Eu não a conheço nem a duas horas, e ela já está mexendo com minha cabeça. O caminhão de entregas está ocupando muito espaço, por isso acabo estacionando do outro lado da rua.
— Entregue sã e salva.
— Obrigada por ter aparecido.
Sua voz é carregada de emoção, e eu fico um pouco envergonhado, se conseguir olha-la nos olhos.
— Sempre que quiser ser atropelada e só ficar no meio da estrada que eu apareço. — Pisco num gesto de coragem e solto o cinto de segurança.
Abro minha porta e ela faz o mesmo, pego suas malas a tempo de ver seu Manoel atravessar a rua correndo como se não acreditasse no que vê, Emanuel aparece em seguida e logo atrás vem dona Elaine.
Deixo as malas no chão e cumprimento meu melhor amigo observo a baxinha abraçar seu Manoel com muita intimidade, e a curiosidade me ataca.
— Onde achou essa coisa feia? — Esmael chega fazendo graça.
— Coisa é você. — Emanuelle responde abraçando dona Elaine em seguida.
Eu sou um mero telespectador, tentando entender o que esta acontecendo a minha frente.
— Ei, ele tem a minha cara. — Emanuel resmunga e ela apenas ri.
— Paizinho, estou morta de fome, com sede, cansada, quero um banho e alguém tem que buscar meu carrinho. — diz entregando uma chave para o irmão.
A ficha cai aos poucos assim que sua frase é processada pelo meu cérebro. Engulo em seco, e tento esconder um sorriso.
— Então vamos princesinha, papai vai prepara uma torta de frango e sua mãe fara seu chá preferido. — Seu Manoel pega as malas da filha, enquanto ela se aproxima de mim.
Não consigo desviar o olhar da mulher a minha frente, meu coração começa a martelar desesperado dentro do peito quando percebo que o sorriso sincero e bonito é direcionado a mim.

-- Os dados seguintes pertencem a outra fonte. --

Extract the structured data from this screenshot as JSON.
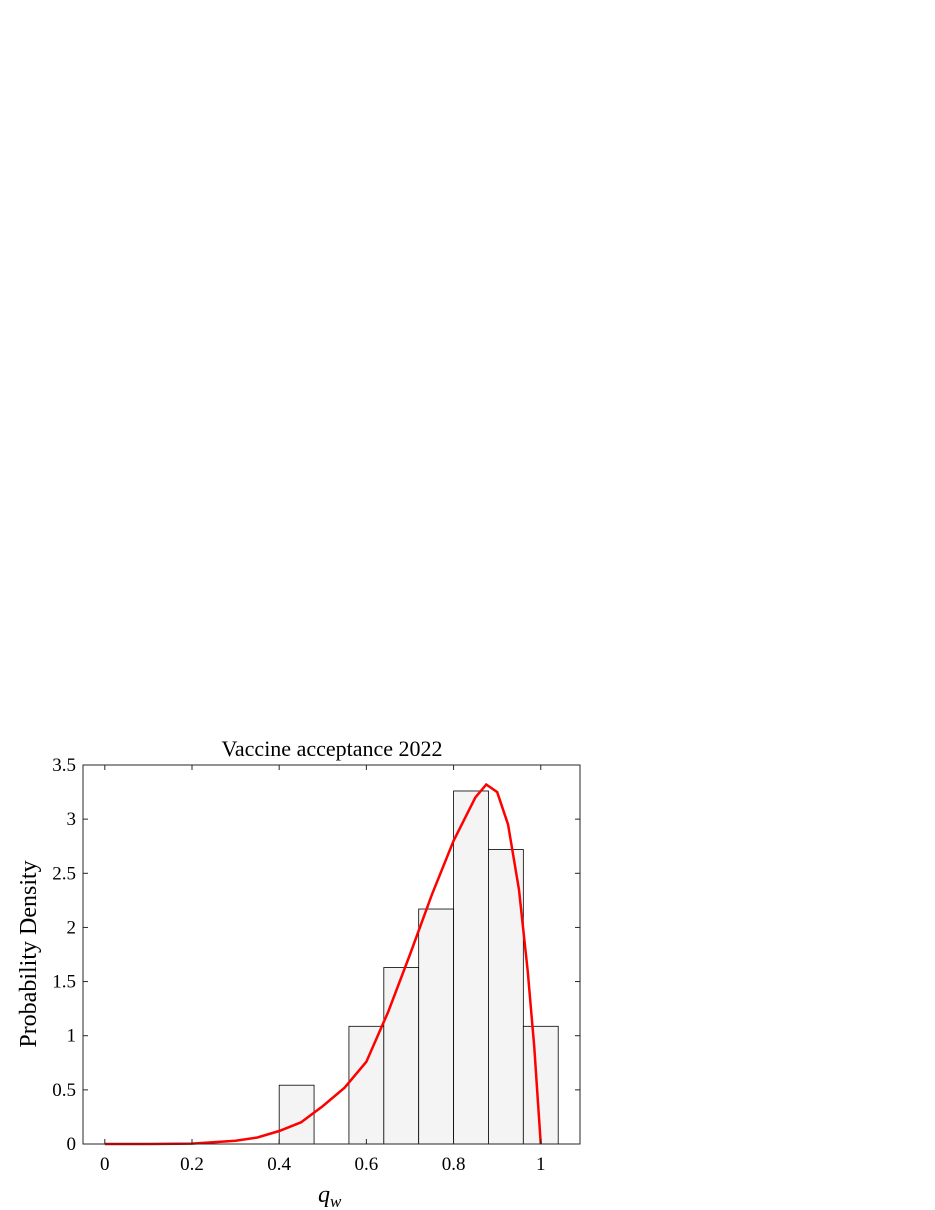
{
  "chart_data": {
    "type": "histogram",
    "title": "Vaccine acceptance 2022",
    "xlabel": "q",
    "xlabel_subscript": "w",
    "ylabel": "Probability Density",
    "bins": [
      0.4,
      0.48,
      0.56,
      0.64,
      0.72,
      0.8,
      0.88,
      0.96,
      1.04
    ],
    "values": [
      0.543,
      0,
      1.087,
      1.63,
      2.17,
      3.26,
      2.72,
      1.087
    ],
    "color": "#f4f4f4",
    "edgecolor": "#000000",
    "line": {
      "color": "#ff0000",
      "x": [
        0,
        0.1,
        0.2,
        0.3,
        0.35,
        0.4,
        0.45,
        0.5,
        0.55,
        0.6,
        0.65,
        0.7,
        0.75,
        0.8,
        0.85,
        0.875,
        0.9,
        0.925,
        0.95,
        0.97,
        0.985,
        1
      ],
      "values": [
        0,
        0,
        0.003,
        0.03,
        0.06,
        0.12,
        0.2,
        0.35,
        0.52,
        0.76,
        1.22,
        1.75,
        2.3,
        2.8,
        3.2,
        3.32,
        3.25,
        2.95,
        2.35,
        1.6,
        0.9,
        0
      ]
    },
    "xlim": [
      -0.05,
      1.09
    ],
    "ylim": [
      0,
      3.5
    ],
    "xticks": [
      0,
      0.2,
      0.4,
      0.6,
      0.8,
      1
    ],
    "yticks": [
      0,
      0.5,
      1,
      1.5,
      2,
      2.5,
      3,
      3.5
    ]
  }
}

— Obrigada pela carona, e obrigada por não ter me atropelado quando eu pedi. — Sussurra me abraçando.
Fico desconsertado com o gesto tão espontâneo, mas retribuo. Quando ela se afasta vejo seu Manoel me encara por longos segundos antes de acompanhar a esposa e a filha ate a padaria, restando apenas eu e os gêmeos.
— Alguém tem que buscar o carro. — Falo quando o silencio incomoda.

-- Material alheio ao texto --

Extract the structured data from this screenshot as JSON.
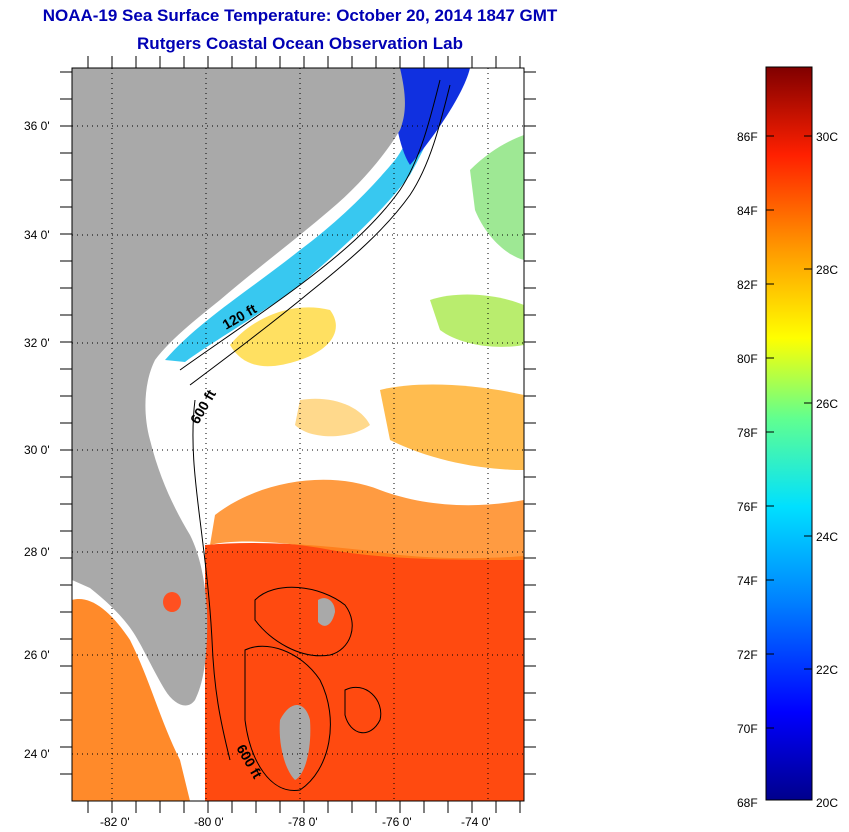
{
  "title": "NOAA-19 Sea Surface Temperature:  October 20, 2014 1847 GMT",
  "subtitle": "Rutgers Coastal Ocean Observation Lab",
  "map": {
    "lat_labels": [
      "36 0'",
      "34 0'",
      "32 0'",
      "30 0'",
      "28 0'",
      "26 0'",
      "24 0'"
    ],
    "lon_labels": [
      "-82 0'",
      "-80 0'",
      "-78 0'",
      "-76 0'",
      "-74 0'"
    ],
    "contour_labels": [
      "120 ft",
      "600 ft",
      "600 ft"
    ],
    "colors": {
      "land": "#a9a9a9",
      "cloud": "#ffffff",
      "ocean_warm": "#ff3a12",
      "ocean_cold": "#0a1aff"
    }
  },
  "colorbar": {
    "fahrenheit_labels": [
      "86F",
      "84F",
      "82F",
      "80F",
      "78F",
      "76F",
      "74F",
      "72F",
      "70F",
      "68F"
    ],
    "celsius_labels": [
      "30C",
      "28C",
      "26C",
      "24C",
      "22C",
      "20C"
    ],
    "range_celsius": [
      20,
      31
    ]
  }
}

Não sei o que aconteceu aqui, mas pelos olhares dos dois, foi algo digno de prisão perpetua.
— Alguém tem que ameaçar um certo mecânico que ganha abraço antes dos irmãos.
— Ela só ficou agradecida. — Respondo ignorando as batidas desenfreadas do meu coração. — Vai comigo Tiquito?
— Sim. — Responde dando a volta para entrar no carro.
Emanuel fica de cara amarrada me ameaçando com o olhar. Balanço a cabeça e vou rumo a oficina. Pretendo trazer o carro antes que escureça e quem sabe eu ganhe outro abraço.